Within a for loop, i need to add some HTML that outputs only when the loop is on a [(multiple of 3) minus 1].

For example, what i could do is:

for($i=0; $i<count($imagearray); $i++)
{
    if($i=="0" || $i=="2" || $i=="5" || $i=="8" || $i=="11")
    {
        echo 'string';
    }
}

but this isnt very elegant and extremely useless for big for loops, is there a proper way to do this?

Answer 1

if ( $i==0 || ($i+1)%3 == 0 )
{
    //do stuff
}

What this will do, is go to the next index, divide it by 3, and see if there is a remainder.

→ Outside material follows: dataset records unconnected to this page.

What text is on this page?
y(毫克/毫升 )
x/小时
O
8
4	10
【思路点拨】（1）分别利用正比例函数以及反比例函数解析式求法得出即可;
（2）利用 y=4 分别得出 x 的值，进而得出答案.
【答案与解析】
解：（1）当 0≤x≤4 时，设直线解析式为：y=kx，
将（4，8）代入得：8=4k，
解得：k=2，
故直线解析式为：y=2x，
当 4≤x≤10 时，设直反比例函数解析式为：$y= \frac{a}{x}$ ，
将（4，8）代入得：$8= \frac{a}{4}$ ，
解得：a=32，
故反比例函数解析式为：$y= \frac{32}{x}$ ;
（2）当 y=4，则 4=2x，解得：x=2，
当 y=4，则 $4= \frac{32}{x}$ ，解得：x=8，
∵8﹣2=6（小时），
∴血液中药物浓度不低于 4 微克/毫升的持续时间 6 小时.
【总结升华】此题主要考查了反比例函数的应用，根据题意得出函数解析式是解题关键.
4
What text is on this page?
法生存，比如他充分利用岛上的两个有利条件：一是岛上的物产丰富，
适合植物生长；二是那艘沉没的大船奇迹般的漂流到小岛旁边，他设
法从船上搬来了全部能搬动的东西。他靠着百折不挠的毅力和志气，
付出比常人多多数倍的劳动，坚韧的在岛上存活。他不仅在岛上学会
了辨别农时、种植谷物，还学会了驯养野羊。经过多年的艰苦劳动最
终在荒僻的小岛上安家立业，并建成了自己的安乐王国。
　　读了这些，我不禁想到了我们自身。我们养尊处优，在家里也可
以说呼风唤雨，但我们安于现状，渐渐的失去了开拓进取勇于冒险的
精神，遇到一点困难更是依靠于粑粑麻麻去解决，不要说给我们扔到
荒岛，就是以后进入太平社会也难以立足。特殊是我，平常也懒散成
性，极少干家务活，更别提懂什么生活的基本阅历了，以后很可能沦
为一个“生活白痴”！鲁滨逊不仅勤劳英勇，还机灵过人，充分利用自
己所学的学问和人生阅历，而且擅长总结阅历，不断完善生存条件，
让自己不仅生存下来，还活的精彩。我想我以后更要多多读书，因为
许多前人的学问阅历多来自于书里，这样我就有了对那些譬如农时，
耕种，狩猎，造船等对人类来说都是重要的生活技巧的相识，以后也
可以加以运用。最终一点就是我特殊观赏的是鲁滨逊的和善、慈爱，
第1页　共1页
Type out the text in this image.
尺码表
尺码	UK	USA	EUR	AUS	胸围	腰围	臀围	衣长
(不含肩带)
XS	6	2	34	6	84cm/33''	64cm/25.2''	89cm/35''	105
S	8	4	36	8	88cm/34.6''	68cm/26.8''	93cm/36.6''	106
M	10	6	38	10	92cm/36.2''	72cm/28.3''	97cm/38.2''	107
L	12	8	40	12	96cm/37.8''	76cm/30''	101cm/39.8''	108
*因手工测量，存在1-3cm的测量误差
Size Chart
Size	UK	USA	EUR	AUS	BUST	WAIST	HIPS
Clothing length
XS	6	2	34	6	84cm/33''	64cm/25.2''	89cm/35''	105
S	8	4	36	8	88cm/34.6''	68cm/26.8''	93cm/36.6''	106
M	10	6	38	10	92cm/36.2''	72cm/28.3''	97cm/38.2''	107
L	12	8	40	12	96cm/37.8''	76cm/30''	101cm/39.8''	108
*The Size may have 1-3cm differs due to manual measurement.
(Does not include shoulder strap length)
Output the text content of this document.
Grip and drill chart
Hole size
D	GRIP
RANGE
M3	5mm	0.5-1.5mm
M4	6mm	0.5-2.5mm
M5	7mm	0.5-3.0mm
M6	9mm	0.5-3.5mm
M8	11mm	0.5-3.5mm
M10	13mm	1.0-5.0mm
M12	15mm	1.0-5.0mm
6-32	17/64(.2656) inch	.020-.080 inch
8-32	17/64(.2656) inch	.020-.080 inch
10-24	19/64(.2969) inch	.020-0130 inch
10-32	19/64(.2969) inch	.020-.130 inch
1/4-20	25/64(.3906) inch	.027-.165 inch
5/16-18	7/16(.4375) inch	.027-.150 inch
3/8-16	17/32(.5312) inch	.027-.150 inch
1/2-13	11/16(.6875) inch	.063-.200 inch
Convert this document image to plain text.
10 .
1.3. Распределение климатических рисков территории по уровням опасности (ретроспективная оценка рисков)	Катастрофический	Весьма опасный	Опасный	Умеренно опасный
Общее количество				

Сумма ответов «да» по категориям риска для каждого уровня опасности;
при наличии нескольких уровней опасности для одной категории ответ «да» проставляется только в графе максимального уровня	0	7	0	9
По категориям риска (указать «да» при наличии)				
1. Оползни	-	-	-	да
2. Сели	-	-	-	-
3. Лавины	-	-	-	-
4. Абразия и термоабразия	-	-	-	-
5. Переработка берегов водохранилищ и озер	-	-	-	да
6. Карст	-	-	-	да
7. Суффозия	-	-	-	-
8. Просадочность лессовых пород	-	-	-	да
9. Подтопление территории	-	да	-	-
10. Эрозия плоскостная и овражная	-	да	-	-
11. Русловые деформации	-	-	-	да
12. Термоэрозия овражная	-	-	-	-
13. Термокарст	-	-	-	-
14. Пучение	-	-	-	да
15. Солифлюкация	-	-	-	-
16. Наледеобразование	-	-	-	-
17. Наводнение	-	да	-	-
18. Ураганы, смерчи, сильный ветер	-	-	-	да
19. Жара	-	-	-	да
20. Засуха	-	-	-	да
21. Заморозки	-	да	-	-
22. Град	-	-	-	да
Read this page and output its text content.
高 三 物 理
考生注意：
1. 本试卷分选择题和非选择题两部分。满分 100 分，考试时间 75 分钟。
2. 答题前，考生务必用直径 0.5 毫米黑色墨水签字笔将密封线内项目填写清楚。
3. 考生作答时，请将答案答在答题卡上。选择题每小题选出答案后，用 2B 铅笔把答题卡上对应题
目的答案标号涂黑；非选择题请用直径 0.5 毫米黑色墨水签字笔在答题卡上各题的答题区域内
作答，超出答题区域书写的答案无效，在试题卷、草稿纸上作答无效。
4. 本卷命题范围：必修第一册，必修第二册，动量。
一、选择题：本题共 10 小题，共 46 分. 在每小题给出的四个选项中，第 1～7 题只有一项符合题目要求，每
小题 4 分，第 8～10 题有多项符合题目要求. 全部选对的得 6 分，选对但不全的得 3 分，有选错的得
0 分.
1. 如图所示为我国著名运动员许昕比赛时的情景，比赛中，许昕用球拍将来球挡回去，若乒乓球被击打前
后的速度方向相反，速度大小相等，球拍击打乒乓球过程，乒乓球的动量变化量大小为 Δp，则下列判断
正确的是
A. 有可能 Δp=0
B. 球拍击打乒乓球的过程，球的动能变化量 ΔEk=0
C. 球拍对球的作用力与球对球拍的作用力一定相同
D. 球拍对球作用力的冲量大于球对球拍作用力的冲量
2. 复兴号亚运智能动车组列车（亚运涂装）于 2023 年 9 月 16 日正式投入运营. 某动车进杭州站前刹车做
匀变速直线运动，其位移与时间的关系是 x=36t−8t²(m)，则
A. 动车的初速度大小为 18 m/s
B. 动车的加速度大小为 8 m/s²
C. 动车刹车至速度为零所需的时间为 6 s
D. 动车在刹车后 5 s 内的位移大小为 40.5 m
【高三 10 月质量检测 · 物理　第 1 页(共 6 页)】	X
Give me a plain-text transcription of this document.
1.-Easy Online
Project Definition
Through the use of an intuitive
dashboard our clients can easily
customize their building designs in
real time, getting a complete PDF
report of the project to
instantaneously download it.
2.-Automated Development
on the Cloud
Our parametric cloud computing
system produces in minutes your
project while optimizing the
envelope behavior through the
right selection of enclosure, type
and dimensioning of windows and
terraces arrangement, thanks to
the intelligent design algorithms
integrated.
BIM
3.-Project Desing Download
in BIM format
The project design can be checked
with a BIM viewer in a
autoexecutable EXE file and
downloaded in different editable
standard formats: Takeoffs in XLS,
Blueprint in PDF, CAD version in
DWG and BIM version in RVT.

If there is none, then that means that the current index is one less than a number that is divisible by 3

Answer 2

the most elegent method is thus

if ($i % 3 === 2) {
  //do stuff
}

as it doesn't add things to the $i value, but all answers are essentially correct!

Answer 3

if(($i+1)%3 == 0){
    //do something
}

The % operator is known as the modulus operator and returns the remainder of a division.

Answer 4

You want to use the modulo for that:

(1 % 3) == 1
(2 % 3) == 2
(3 % 3) == 0
(4 % 3) == 1

Good luck

Modulo is the same thing as saying, give me the remainder of a division. So 1 / 3 equals 0 remainder 1, and so on.

Answer 5

Use the modulus operator.

if (! (($i+1) % 3) ) {

If $i+1 divides into 3 with no remainder, the result will be zero. Then you just need a boolean not.

If you want to match 0 as well (since you use it in your example, but it doesn't match your description) then you will have to special case it with an ||.